The 3D Average Precision (3D AP) relies on the intersection over union between predictions and ground truth objects. However, camera-only detectors have limited depth accuracy, which may cause otherwise reasonable predictions that suffer from such longitudinal localization errors to be treated as false positives. We therefore propose variants of the 3D AP metric to be more permissive with respect to depth estimation errors. Specifically, our novel longitudinal error tolerant metrics, LET-3D-AP and LET-3D-APL, allow longitudinal localization errors of the prediction boxes up to a given tolerance. To evaluate the proposed metrics, we also construct a new test set for the Waymo Open Dataset, tailored to camera-only 3D detection methods. Surprisingly, we find that state-of-the-art camera-based detectors can outperform popular LiDAR-based detectors with our new metrics past at 10% depth error tolerance, suggesting that existing camera-based detectors already have the potential to surpass LiDAR-based detectors in downstream applications. We believe the proposed metrics and the new benchmark dataset will facilitate advances in the field of camera-only 3D detection by providing more informative signals that can better indicate the system-level performance.

Figures (6)

• Figure 1: Evaluating camera-only 3D detections when using the 3D Average Precision (3D AP) metric (left) and when using the proposed longitudinal error tolerant, LET-3D-AP(L) metric (right). The figures depict the bipartite matching between the detections (green) and the ground truth objects (black). Regular 3D AP matching (left) is based on the intersection over union (IoU) values and cannot match the detections that suffer from longitudinal localization errors, though the detection is reasonable and can provide useful signals to down stream modules. In contrast to this, the proposed LET-3D-AP(L), shown on the right, is more permissive by shifting the predictions to mitigate the longitudinal localization errors. We show the shifted predictions in blue, which are used for computing the longitudinal error tolerant intersection over union (LET-IoU). To account for the used longitudinal tolerance, we propose longitudinal affinity (LA) as a measure of how close the original prediction is to the ground truth in the longitudinal direction.
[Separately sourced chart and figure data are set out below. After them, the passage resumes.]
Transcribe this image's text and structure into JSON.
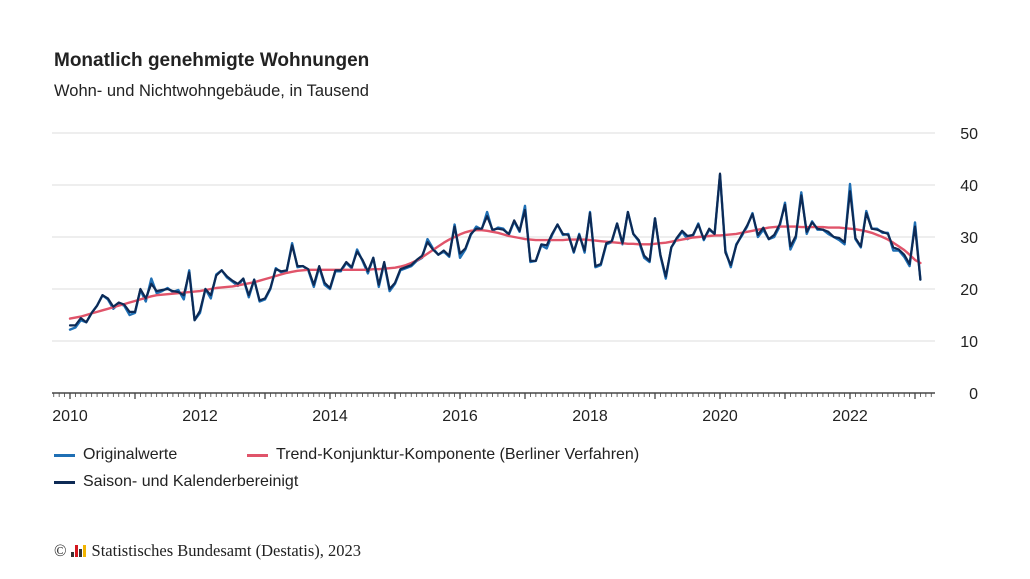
{
  "chart_data": {
    "type": "line",
    "title": "Monatlich genehmigte Wohnungen",
    "subtitle": "Wohn- und Nichtwohngebäude, in Tausend",
    "xlabel": "",
    "ylabel": "",
    "ylim": [
      0,
      50
    ],
    "yticks": [
      "0",
      "10",
      "20",
      "30",
      "40",
      "50"
    ],
    "xticks": [
      "2010",
      "2012",
      "2014",
      "2016",
      "2018",
      "2020",
      "2022"
    ],
    "x_start": "2010-01",
    "x_end": "2023-01",
    "x_frequency": "monthly",
    "grid": true,
    "legend_position": "bottom-left",
    "series": [
      {
        "name": "Originalwerte",
        "color": "#1f6fb4",
        "values": [
          12.2,
          12.6,
          14.0,
          13.6,
          15.4,
          16.8,
          18.8,
          18.0,
          16.2,
          17.2,
          16.8,
          15.0,
          15.4,
          19.8,
          17.6,
          22.0,
          19.2,
          19.6,
          20.2,
          19.4,
          19.8,
          18.0,
          23.6,
          14.0,
          15.4,
          20.0,
          18.2,
          22.8,
          23.6,
          22.2,
          21.4,
          20.6,
          22.0,
          18.4,
          21.8,
          17.6,
          18.0,
          20.0,
          24.0,
          23.2,
          23.4,
          28.8,
          24.2,
          24.4,
          23.6,
          20.4,
          24.2,
          20.8,
          20.0,
          23.4,
          23.4,
          25.0,
          24.0,
          27.6,
          25.4,
          23.0,
          26.0,
          20.4,
          25.0,
          19.6,
          21.0,
          23.6,
          24.0,
          24.4,
          25.4,
          26.0,
          29.6,
          27.8,
          26.6,
          27.2,
          26.2,
          32.4,
          26.0,
          27.6,
          30.4,
          32.0,
          31.4,
          34.8,
          31.2,
          31.8,
          31.6,
          30.4,
          33.0,
          31.0,
          36.0,
          25.2,
          25.4,
          28.4,
          27.8,
          30.4,
          32.4,
          30.4,
          30.6,
          27.0,
          30.6,
          27.0,
          34.8,
          24.2,
          24.6,
          28.6,
          29.0,
          32.6,
          28.6,
          34.8,
          30.6,
          29.2,
          26.0,
          25.2,
          33.6,
          26.4,
          22.0,
          28.0,
          29.6,
          31.0,
          29.6,
          30.2,
          32.6,
          29.4,
          31.4,
          30.6,
          42.0,
          27.4,
          24.2,
          28.6,
          30.2,
          32.0,
          34.6,
          30.0,
          31.4,
          29.6,
          30.0,
          32.0,
          36.6,
          27.6,
          29.8,
          38.6,
          30.6,
          33.0,
          31.4,
          31.4,
          30.6,
          30.0,
          29.4,
          28.6,
          40.2,
          29.6,
          28.0,
          35.0,
          31.6,
          31.6,
          30.8,
          30.8,
          27.4,
          27.4,
          26.2,
          24.4,
          32.8,
          21.8
        ]
      },
      {
        "name": "Trend-Konjunktur-Komponente (Berliner Verfahren)",
        "color": "#e0546a",
        "values": [
          14.3,
          14.5,
          14.7,
          15.0,
          15.3,
          15.6,
          15.9,
          16.2,
          16.5,
          16.8,
          17.1,
          17.4,
          17.7,
          18.0,
          18.3,
          18.6,
          18.8,
          18.9,
          19.0,
          19.1,
          19.2,
          19.3,
          19.4,
          19.5,
          19.6,
          19.8,
          20.0,
          20.2,
          20.3,
          20.4,
          20.5,
          20.7,
          20.9,
          21.1,
          21.3,
          21.6,
          21.9,
          22.2,
          22.5,
          22.8,
          23.1,
          23.3,
          23.5,
          23.6,
          23.7,
          23.7,
          23.7,
          23.7,
          23.7,
          23.7,
          23.7,
          23.7,
          23.7,
          23.7,
          23.7,
          23.7,
          23.8,
          23.8,
          23.9,
          24.0,
          24.1,
          24.3,
          24.6,
          25.0,
          25.5,
          26.1,
          26.8,
          27.5,
          28.2,
          28.9,
          29.5,
          30.0,
          30.5,
          30.9,
          31.2,
          31.3,
          31.3,
          31.2,
          31.0,
          30.8,
          30.5,
          30.2,
          30.0,
          29.8,
          29.6,
          29.5,
          29.4,
          29.4,
          29.4,
          29.4,
          29.4,
          29.4,
          29.5,
          29.5,
          29.5,
          29.5,
          29.4,
          29.3,
          29.2,
          29.1,
          29.0,
          28.9,
          28.8,
          28.7,
          28.7,
          28.6,
          28.6,
          28.6,
          28.7,
          28.8,
          28.9,
          29.1,
          29.3,
          29.5,
          29.7,
          29.9,
          30.0,
          30.1,
          30.2,
          30.3,
          30.3,
          30.4,
          30.5,
          30.6,
          30.8,
          31.0,
          31.2,
          31.4,
          31.6,
          31.8,
          31.9,
          32.0,
          32.0,
          32.0,
          32.0,
          31.9,
          31.9,
          31.9,
          31.9,
          31.9,
          31.8,
          31.8,
          31.8,
          31.7,
          31.6,
          31.5,
          31.3,
          31.1,
          30.8,
          30.4,
          30.0,
          29.5,
          28.9,
          28.2,
          27.5,
          26.6,
          25.6,
          25.0
        ]
      },
      {
        "name": "Saison- und Kalenderbereinigt",
        "color": "#0d2a55",
        "values": [
          13.0,
          13.0,
          14.4,
          13.6,
          15.4,
          16.8,
          18.8,
          18.2,
          16.6,
          17.4,
          17.0,
          15.6,
          15.6,
          20.0,
          18.2,
          21.0,
          19.6,
          19.8,
          20.0,
          19.6,
          19.4,
          18.8,
          23.2,
          14.0,
          15.8,
          20.0,
          18.8,
          22.6,
          23.6,
          22.4,
          21.6,
          21.0,
          22.0,
          18.8,
          21.8,
          17.8,
          18.2,
          20.2,
          23.8,
          23.4,
          23.6,
          28.4,
          24.4,
          24.4,
          23.8,
          20.8,
          24.4,
          21.2,
          20.2,
          23.6,
          23.6,
          25.2,
          24.2,
          27.2,
          25.6,
          23.4,
          26.0,
          20.8,
          25.2,
          20.0,
          21.2,
          23.8,
          24.2,
          24.6,
          25.6,
          26.4,
          29.0,
          27.6,
          26.6,
          27.4,
          26.4,
          32.0,
          26.8,
          27.8,
          30.6,
          31.6,
          31.6,
          34.0,
          31.4,
          31.6,
          31.4,
          30.6,
          33.2,
          31.2,
          35.2,
          25.4,
          25.4,
          28.6,
          28.4,
          30.6,
          32.4,
          30.6,
          30.4,
          27.2,
          30.4,
          27.4,
          34.6,
          24.4,
          24.8,
          28.8,
          29.2,
          32.6,
          28.8,
          34.8,
          30.6,
          29.4,
          26.4,
          25.4,
          33.6,
          26.6,
          22.4,
          28.0,
          29.8,
          31.2,
          30.2,
          30.4,
          32.4,
          29.6,
          31.6,
          30.6,
          42.2,
          27.0,
          24.6,
          28.4,
          30.4,
          32.2,
          34.4,
          30.4,
          31.8,
          29.6,
          30.4,
          32.4,
          36.2,
          28.2,
          30.2,
          38.0,
          31.0,
          32.8,
          31.6,
          31.4,
          31.0,
          30.0,
          29.8,
          29.0,
          38.8,
          29.8,
          28.2,
          34.6,
          31.6,
          31.4,
          31.0,
          30.6,
          28.0,
          27.6,
          26.6,
          24.8,
          32.0,
          21.8
        ]
      }
    ]
  },
  "footer": {
    "copyright_symbol": "©",
    "source": "Statistisches Bundesamt (Destatis), 2023"
  }
}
• Figure 2: Breakdown of the localization error. We decompose the 3D detection localization error into a lateral error and a longitudinal error. We find that the longitudinal error is more prominent in camera-only 3D detection. We therefore propose longitudinal error tolerant (LET) metrics that are more permissive with respect to the longitudinal localization error.
• Figure 3: Computing LET-IoU. Given a predicted object and a ground truth object to be matched with, we move the predicted object along the line of sight to obtain minimal distance to the ground truth center. We then compute the LET-IoU as the 3D-IoU between the aligned predicted object and the ground truth object.
• Figure 4: An example of a matched detection using LET-IoU. The green box denotes the detection, the red box denotes the ground truth, and the blue box denotes the longitudinal aligned detection as stated in Section \ref{['subsec:let_iou']}.We also show the connections between matched prediction boxes and aligned boxes using a purple connector.
• Figure 5: CDFs of Box Shifts. We visualize the shift between box and camera_synced_box based on camera types (left) and select object types (right) on the validation set.